What does this mean to the wide spread misperception that with the affordance and arriving of three dimensional printers in everybody’s homes everybody will become a maker and produce their stuff on their own? Well let me bring up an example to understand why I call this a misperception.

As said before, I compare this to the development that happened to regular paper printing. Imagine your mom or any other regular person (non-technical geeky guy) sitting in front of an computer, opening Google type in a search word e.g. „birthday cake“, click on pictures, flick through a bunch of them and finally decide to download the worst picture of an birthday cake you could imagine (something like this).


Everybody likes cake, right? Image Source: http://wallpaperspoints.com/wp-content/uploads/2013/05/Birthday-Cake-hd-wallpaper.jpg

Next she or he probably opens Microsoft Word or any other picture or word processing software application they are used to. He or she is gonna put in the picture and underlined it with some nice words in Comic Sans. In conclusion everything except the letters typed and the words written are not made by her- or himself. Even the styling of the written letters is owned by Microsoft and replicated in the ugliest font on the planet (you know her name). This leads to the question where to find the making, the act of actually making? The on which makes the person to the maker of this birthday wish card?

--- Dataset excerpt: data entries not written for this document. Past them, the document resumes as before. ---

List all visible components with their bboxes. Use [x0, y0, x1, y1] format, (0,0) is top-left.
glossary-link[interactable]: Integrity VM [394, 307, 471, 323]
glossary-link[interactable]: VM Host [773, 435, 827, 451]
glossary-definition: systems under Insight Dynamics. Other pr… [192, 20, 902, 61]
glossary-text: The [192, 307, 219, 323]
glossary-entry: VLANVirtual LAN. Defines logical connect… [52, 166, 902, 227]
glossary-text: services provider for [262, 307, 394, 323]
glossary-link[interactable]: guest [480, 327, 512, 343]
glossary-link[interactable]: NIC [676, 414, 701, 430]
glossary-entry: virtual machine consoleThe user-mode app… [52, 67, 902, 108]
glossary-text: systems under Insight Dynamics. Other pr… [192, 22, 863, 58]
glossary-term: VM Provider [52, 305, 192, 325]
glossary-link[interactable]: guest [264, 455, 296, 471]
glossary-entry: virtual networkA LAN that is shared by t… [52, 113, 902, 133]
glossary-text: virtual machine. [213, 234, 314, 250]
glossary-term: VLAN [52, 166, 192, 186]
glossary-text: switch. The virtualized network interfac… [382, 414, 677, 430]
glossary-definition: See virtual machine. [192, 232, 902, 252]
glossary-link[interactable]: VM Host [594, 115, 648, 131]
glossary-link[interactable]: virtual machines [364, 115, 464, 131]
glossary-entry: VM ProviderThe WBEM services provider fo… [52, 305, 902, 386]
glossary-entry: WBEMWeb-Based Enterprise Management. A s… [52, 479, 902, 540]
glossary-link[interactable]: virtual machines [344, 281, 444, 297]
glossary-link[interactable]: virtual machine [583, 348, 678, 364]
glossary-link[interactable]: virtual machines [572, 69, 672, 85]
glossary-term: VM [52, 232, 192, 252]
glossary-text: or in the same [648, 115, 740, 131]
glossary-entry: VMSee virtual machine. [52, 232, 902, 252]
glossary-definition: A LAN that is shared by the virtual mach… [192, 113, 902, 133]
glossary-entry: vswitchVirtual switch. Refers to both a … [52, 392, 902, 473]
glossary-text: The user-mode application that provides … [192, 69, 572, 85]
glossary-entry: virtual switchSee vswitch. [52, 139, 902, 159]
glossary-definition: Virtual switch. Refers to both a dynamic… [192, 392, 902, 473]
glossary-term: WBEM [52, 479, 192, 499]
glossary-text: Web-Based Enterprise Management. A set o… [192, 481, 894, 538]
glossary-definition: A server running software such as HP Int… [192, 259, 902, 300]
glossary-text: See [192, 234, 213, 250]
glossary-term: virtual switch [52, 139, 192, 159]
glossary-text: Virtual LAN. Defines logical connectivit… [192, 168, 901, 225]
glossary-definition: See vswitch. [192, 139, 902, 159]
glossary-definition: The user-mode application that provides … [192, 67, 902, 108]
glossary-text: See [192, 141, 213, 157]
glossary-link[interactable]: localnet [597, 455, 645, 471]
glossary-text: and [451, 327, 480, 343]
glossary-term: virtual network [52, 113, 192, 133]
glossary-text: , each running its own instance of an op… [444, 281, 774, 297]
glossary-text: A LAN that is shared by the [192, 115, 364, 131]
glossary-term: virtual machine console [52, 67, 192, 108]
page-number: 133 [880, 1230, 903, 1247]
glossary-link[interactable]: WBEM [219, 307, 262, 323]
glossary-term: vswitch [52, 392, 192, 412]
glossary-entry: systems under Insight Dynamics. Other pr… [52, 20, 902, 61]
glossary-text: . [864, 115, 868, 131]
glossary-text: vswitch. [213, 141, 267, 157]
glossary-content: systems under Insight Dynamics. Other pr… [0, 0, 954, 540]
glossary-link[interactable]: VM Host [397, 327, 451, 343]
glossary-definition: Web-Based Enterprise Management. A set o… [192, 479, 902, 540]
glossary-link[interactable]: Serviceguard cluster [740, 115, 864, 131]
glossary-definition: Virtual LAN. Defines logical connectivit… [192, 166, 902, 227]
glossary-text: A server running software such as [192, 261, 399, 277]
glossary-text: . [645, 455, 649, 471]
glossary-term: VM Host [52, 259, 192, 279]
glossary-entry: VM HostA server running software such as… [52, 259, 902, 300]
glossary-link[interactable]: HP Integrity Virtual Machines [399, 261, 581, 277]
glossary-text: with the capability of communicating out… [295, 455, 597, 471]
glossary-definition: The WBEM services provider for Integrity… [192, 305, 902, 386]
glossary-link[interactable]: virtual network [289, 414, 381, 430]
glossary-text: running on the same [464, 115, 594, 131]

Oh he forgot the printing process where things come to life, right? But will this change something? Will your mom become the over all maker of more than the letters her fingers typed on to the keyboard by hitting the print button? The answer is: NO!

To truly be the maker of this birthday wish card, she would have had to pick up a blank piece of paper and a pen and start drawing and writing on her own. Because of the fact that she copied a picture already existing which has been created by some other person and printing it out in another context and constellation will not make her be the maker.

I think the same could be transferred to the three dimensional printing in private environment. This technic is just another method to do things we already could achieve and need a deep understanding of the technology. Imagine your mom using a three dimensional modeling software application designing her next cup polygon by polygon.

Sounds impossible? That’s the fact!

This technic needs exact the same professional knowledge than any other classic technic to manually creating this cup by hand or in an industrial environment. So the only thing we could achieve in the future will be the same kind of making process like in regular paper printing. Giving people the possibility to print things on their own for special occasion will not enable them to become makers which could build their stuff on their own. Only a few who understand the technic and own the knowledge will be the makers. The others will remain copying things and the 3D printer will remain the same as a person or facility you could go to with your request for production. Or do you print your own hard cover book or toothbrush package on your own at home just because you could do so? Probably not.

So put down three dimensional printing as it is today from the top edge of the Gartner Hype Cycle and see it the way it will become. No superhero, no maker in all of us, no world saving technic, it is just a new way to produce things we already could produce through other methods with more or less the same effort to earn professionality to truly become the overall maker of things.